AFRIKA UTARA, KALTIM PERS- Penemuan meteorit benda dari langit sempat menghebohkan sejumlah negara di belahan dunia. Lagi beruntung, Ali Benamar, warga Afrika Utara. Benda besi berukuran besar warga cokelat dtemukan di Gurun Sahara, Afrika Utara, pada awal Januari 2026. Meteorit ini menjadi objek studi penting untuk sejarah tata surya. Diperkirakan seharga miliaran rupiah.
Namun benda dari langit ini bukan ini saja yang kerap ditemukan warga. Sudah ribuan kali. Bahkan di Indonesia juga sempat ketiban rezeki. Setelah menjual benda dari luar angkasa itu. Tepatnya di Kabupaten Tapanuli Tengah, Provinsi Sumatera Utara pada tahun 2020. Meteorit dengan kategori kondrit karbon, bukan besi murni, terjual seharga Rp26 miliar. Namun klarifikasi menyebutkan harga sebenarnya adalah kesepakatan pribadi dan tidak setinggi angka tersebut.
Tak hanya itu, sejumlah deretan penemuan lainnya. Yakni meteorit besi termahal jenis pallasit. Yakni Meteorit Fukang, dihargai sekitar Rp31,8 miliar. Karena keindahan kristal olivin dan kelangkaannya. Meteorit ini berusia 4,5 miliar tahun dan sering kali dihargai lebih mahal daripada emas, menjadikannya barang koleksi bernilai tinggi. (rud/KP)

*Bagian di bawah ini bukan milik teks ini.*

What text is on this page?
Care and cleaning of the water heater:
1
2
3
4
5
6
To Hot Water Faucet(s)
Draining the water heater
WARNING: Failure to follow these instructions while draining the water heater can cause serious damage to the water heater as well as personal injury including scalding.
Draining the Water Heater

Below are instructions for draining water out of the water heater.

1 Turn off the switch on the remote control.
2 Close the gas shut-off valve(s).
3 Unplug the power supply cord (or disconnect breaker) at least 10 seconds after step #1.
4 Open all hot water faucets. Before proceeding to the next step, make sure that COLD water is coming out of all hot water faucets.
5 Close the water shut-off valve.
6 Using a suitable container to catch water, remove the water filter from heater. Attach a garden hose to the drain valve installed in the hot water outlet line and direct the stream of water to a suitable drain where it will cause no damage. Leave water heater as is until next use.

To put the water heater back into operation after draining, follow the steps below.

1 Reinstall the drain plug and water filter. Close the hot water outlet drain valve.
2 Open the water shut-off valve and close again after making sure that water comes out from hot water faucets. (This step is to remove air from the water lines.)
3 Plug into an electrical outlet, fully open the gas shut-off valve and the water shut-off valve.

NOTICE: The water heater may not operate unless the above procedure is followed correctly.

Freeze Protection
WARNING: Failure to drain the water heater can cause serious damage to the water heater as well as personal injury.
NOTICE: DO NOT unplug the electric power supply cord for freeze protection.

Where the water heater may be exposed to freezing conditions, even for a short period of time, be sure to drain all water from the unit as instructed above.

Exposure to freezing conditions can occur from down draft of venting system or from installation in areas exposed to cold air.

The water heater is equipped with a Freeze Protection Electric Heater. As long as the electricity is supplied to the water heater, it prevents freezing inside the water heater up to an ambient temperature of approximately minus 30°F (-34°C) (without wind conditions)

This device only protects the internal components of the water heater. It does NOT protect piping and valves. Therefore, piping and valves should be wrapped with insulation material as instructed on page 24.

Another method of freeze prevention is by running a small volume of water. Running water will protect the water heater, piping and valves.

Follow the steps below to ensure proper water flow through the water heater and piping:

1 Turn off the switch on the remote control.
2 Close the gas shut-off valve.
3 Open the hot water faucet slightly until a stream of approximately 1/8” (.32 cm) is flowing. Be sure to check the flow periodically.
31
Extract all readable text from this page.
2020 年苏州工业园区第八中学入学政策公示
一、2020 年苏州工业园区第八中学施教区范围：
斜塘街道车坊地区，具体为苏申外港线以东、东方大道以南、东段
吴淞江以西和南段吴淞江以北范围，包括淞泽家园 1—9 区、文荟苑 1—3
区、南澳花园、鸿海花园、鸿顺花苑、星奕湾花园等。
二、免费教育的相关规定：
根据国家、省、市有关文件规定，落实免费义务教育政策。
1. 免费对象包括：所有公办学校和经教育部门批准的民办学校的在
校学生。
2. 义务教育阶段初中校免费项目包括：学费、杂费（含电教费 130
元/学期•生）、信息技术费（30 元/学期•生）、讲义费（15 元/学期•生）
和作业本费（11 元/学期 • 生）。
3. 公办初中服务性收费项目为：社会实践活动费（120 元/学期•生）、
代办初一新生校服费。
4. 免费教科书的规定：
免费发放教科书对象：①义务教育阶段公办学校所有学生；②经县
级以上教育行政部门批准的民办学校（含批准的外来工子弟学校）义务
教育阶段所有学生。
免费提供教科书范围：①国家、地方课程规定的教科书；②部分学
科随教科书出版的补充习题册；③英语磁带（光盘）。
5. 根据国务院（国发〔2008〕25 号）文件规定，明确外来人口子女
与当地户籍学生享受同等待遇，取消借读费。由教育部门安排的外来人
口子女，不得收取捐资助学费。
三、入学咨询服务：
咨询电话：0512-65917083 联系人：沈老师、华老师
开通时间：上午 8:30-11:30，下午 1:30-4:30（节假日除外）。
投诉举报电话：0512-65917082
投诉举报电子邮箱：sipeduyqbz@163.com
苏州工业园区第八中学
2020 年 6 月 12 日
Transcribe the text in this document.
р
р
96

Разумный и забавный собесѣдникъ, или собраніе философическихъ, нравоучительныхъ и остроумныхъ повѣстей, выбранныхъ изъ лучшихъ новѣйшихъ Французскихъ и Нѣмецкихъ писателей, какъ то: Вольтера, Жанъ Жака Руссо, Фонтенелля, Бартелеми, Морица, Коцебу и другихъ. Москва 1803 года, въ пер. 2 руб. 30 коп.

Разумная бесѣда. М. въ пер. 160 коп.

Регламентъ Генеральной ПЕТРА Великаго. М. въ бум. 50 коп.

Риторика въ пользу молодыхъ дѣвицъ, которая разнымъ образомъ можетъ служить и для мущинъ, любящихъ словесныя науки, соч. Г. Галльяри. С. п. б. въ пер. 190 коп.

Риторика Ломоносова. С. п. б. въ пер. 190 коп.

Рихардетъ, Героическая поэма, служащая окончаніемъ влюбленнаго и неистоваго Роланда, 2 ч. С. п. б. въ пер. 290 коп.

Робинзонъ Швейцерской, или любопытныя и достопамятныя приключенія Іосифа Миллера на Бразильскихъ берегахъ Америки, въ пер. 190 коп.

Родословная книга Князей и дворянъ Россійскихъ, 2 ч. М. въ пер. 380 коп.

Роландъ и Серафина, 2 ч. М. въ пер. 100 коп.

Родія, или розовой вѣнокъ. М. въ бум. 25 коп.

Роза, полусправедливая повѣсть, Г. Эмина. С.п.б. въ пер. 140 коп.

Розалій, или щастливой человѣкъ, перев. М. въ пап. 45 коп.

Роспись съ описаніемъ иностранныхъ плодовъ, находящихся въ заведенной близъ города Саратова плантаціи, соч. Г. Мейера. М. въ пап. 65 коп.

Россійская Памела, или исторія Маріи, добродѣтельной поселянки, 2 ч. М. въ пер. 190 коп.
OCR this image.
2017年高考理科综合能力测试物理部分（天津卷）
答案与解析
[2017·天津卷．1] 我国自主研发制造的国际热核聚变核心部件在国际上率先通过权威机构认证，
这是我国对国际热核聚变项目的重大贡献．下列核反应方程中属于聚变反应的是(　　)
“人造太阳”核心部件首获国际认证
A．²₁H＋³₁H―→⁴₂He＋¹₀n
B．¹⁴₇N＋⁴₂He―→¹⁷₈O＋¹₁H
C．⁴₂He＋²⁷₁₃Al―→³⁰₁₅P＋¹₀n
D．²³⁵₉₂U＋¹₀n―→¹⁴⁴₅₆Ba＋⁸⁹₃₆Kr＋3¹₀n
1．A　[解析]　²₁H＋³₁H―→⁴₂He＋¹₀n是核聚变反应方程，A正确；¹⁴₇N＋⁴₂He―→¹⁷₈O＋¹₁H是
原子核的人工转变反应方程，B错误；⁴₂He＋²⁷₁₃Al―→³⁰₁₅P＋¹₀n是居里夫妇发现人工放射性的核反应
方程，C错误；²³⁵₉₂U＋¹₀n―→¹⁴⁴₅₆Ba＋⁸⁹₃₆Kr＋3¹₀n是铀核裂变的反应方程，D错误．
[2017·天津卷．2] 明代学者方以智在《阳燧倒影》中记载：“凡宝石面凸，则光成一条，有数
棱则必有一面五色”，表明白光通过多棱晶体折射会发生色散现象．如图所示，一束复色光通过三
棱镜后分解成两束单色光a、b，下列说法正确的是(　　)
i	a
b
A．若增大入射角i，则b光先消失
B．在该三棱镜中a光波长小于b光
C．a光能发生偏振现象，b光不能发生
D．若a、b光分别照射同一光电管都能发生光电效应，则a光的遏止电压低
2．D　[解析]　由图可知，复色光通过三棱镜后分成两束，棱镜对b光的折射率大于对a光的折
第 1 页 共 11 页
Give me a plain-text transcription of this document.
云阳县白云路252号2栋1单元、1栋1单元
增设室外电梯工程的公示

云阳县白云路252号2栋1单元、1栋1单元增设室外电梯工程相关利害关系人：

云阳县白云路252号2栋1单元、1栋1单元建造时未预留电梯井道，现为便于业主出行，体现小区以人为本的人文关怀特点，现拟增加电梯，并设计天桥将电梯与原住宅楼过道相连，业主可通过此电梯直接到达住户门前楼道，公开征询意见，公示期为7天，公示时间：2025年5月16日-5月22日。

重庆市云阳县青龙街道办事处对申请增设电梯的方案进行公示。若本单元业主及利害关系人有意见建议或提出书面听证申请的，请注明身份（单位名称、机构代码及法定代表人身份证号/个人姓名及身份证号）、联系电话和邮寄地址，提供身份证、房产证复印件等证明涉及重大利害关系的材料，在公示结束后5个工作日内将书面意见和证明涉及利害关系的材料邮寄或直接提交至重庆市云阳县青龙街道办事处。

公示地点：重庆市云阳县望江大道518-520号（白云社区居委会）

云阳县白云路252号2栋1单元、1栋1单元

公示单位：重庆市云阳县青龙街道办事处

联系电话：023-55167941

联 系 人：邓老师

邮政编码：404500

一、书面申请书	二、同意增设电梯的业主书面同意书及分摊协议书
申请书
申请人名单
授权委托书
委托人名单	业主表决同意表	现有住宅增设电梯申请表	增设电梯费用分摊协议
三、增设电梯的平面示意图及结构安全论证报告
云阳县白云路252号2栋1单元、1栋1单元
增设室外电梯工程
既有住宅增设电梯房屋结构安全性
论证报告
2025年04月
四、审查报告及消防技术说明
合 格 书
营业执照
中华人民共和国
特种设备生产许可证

Berikut adalah poin-poin penting mengenai meteorit besi termahal:
- Meteorit terkenal karena mengandung kristal olivin hijau di dalam matriks besi-nikel. Ditemukan tahun 2000, ini adalah salah satu yang terindah dan termahal.
- Meteorit Pallasit adalah campuran besi-nikel dan olivin yang sangat langka, menyusun kurang dari 1% dari total meteorit.Meteorit Tinggi: selain Fukang, meteorit seperti Brenham (Rp16 miliar) dan Willamette (Rp15 miliar) juga masuk jajaran termahal.